La Securities and Exchange Commission limite sérieusement l’engagement actionnarial

Le débat en assemblée générale d’actionnaires est une option fondamentale pour faire progresser certaines thèses au niveau de la gouvernance. Le dépôt de projets de résolution à l’ordre du jour d’une assemblée renforce ce débat, dans le sens où il interpelle l’ensemble des actionnaires à travers un vote sur des questions très précises. Aux Etats-Unis, cette pratique existe depuis longtemps, favorisée par une certaine habitude des modes d’action engagés, mais aussi par les facilités offertes par la législation aux actionnaires modestes pour l’inscription de projets de résolution à l’ordre du jour des assemblées. Ainsi, dans ce pays, les actionnaires déposent, chaque année, quelque 300 projets de résolution sur des sujets ESG (sociaux, environnementaux, gouvernance). Mais en avril 2017, l’administration Trump a commencé à poser des jalons pour réformer le système (IE n° 258). En dépit d’une opposition marquée des actionnaires activistes, mais aussi de nombreuses sociétés de gestion, l’organisme américain de réglementation des marchés financiers, la SEC (Securities and Exchange Commission), a annoncé le 23 septembre 2020 de nouvelles règles qui restreignent drastiquement la possibilité pour des actionnaires de déposer des projets de résolution.

Jusqu’à présent, pour déposer un projet de résolution, un actionnaire devait détenir au moins 2 000 dollars en actions de la société pendant au moins un an. En vertu des nouvelles règles, les actionnaires devront posséder 25 000 dollars en actions pendant au moins un an ou 2 000 dollars pendant au moins trois ans. Du coup, cela limitera l’accès des petits actionnaires à cette initiative et réduira très fortement la richesse et la diversité des interventions. En outre, le nouveau règlement rendra beaucoup plus difficile le dépôt d’un projet ayant déjà été proposé au vote lors d’une précédente assemblée. Pour pouvoir soumettre à nouveau une proposition, la précédente règle exigeait qu’elle ait recueilli 3 % des suffrages en sa faveur la première année, 6 % lors d’un second vote et 10 % lors d’un troisième vote. Désormais, il faudra que la proposition ait obtenu 5 % des voix sur un premier vote, 15 % sur un deuxième et 25 % sur un troisième. Le risque est donc de faire disparaître les délibérations des actionnaires sur les questions émergentes.

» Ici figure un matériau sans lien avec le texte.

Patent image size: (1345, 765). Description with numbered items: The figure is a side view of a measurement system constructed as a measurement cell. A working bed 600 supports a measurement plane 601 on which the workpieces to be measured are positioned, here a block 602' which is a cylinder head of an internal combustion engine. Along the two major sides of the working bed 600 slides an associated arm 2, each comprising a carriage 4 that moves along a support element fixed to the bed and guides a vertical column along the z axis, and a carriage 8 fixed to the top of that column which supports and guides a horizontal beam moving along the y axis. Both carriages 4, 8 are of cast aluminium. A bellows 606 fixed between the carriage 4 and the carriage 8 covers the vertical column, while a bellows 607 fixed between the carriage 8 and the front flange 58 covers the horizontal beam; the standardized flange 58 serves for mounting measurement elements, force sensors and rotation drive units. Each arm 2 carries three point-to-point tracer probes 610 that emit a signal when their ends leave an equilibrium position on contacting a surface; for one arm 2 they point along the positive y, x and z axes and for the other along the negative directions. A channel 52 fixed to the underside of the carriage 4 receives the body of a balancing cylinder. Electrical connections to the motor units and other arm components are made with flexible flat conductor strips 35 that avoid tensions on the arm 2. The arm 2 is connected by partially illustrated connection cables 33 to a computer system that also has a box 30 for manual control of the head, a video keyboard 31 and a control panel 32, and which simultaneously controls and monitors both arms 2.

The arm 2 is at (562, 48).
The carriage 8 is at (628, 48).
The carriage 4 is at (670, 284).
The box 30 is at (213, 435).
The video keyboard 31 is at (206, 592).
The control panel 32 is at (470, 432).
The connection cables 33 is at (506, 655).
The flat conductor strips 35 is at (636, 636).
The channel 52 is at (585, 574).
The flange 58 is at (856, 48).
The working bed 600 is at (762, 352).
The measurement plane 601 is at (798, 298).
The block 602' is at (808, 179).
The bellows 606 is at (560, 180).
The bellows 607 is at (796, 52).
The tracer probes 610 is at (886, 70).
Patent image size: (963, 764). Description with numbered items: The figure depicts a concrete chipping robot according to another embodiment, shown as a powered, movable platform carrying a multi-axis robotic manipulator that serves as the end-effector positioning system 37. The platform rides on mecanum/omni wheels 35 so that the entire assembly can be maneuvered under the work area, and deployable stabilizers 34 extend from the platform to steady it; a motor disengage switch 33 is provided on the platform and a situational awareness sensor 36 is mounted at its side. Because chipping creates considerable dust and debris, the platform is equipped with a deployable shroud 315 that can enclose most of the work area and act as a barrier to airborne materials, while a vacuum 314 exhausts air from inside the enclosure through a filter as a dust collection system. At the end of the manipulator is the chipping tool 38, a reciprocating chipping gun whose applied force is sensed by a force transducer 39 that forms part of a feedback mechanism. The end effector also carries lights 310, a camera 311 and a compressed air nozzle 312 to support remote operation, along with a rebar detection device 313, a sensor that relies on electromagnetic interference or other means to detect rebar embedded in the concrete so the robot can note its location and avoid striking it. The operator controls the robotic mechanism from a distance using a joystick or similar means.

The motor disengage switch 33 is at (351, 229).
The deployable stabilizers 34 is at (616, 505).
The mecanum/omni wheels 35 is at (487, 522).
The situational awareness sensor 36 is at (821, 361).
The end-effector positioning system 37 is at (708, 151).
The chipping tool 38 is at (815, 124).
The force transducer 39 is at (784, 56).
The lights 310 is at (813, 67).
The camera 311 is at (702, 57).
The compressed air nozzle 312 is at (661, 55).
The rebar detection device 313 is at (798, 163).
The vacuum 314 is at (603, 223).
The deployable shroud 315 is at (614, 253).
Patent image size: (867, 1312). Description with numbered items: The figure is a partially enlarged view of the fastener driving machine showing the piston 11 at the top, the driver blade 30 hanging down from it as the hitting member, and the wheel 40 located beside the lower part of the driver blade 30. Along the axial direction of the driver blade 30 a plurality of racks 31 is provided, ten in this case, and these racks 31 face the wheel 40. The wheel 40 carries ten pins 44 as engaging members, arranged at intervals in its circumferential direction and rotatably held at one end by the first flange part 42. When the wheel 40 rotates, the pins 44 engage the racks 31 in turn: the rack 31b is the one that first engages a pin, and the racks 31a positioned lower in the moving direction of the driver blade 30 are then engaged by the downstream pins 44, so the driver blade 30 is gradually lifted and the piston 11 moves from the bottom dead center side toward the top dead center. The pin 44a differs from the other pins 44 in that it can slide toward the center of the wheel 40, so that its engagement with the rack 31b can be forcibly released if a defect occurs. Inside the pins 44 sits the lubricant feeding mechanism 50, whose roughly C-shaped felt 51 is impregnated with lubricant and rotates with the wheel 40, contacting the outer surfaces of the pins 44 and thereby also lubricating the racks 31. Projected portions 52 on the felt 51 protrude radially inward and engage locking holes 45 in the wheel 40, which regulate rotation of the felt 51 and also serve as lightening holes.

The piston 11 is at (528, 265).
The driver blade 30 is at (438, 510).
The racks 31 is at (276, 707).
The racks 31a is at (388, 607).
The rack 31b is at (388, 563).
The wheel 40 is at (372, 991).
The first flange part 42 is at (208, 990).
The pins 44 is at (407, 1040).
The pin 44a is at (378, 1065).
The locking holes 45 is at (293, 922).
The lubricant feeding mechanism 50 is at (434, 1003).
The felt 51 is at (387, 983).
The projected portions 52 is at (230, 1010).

Les organisations américaines impliquées dans l’engagement actionnarial dénoncent cette mesure et « l’hypothèse non étayée selon laquelle les propositions d’actionnaires sont simplement un fardeau pour les entreprises sans avantage pour les entreprises ou les investisseurs [qui ne soutiennent pas les résolutions externes] alors que cinquante années d’expérience prouvent le contraire ». Pendant des décennies, ce processus a permis aux directions et aux conseils d’administration de mieux comprendre les priorités et les préoccupations des actionnaires, en particulier celles des actionnaires préoccupés par la valeur à long terme des entreprises. L’engagement des actionnaires a servi de « système d’alerte précoce » crucial pour les entreprises en matière d’identification des risques émergents et il existe des centaines d’exemples d’entreprises ayant modifié leurs politiques et pratiques à la lumière d’un engagement productif avec les actionnaires.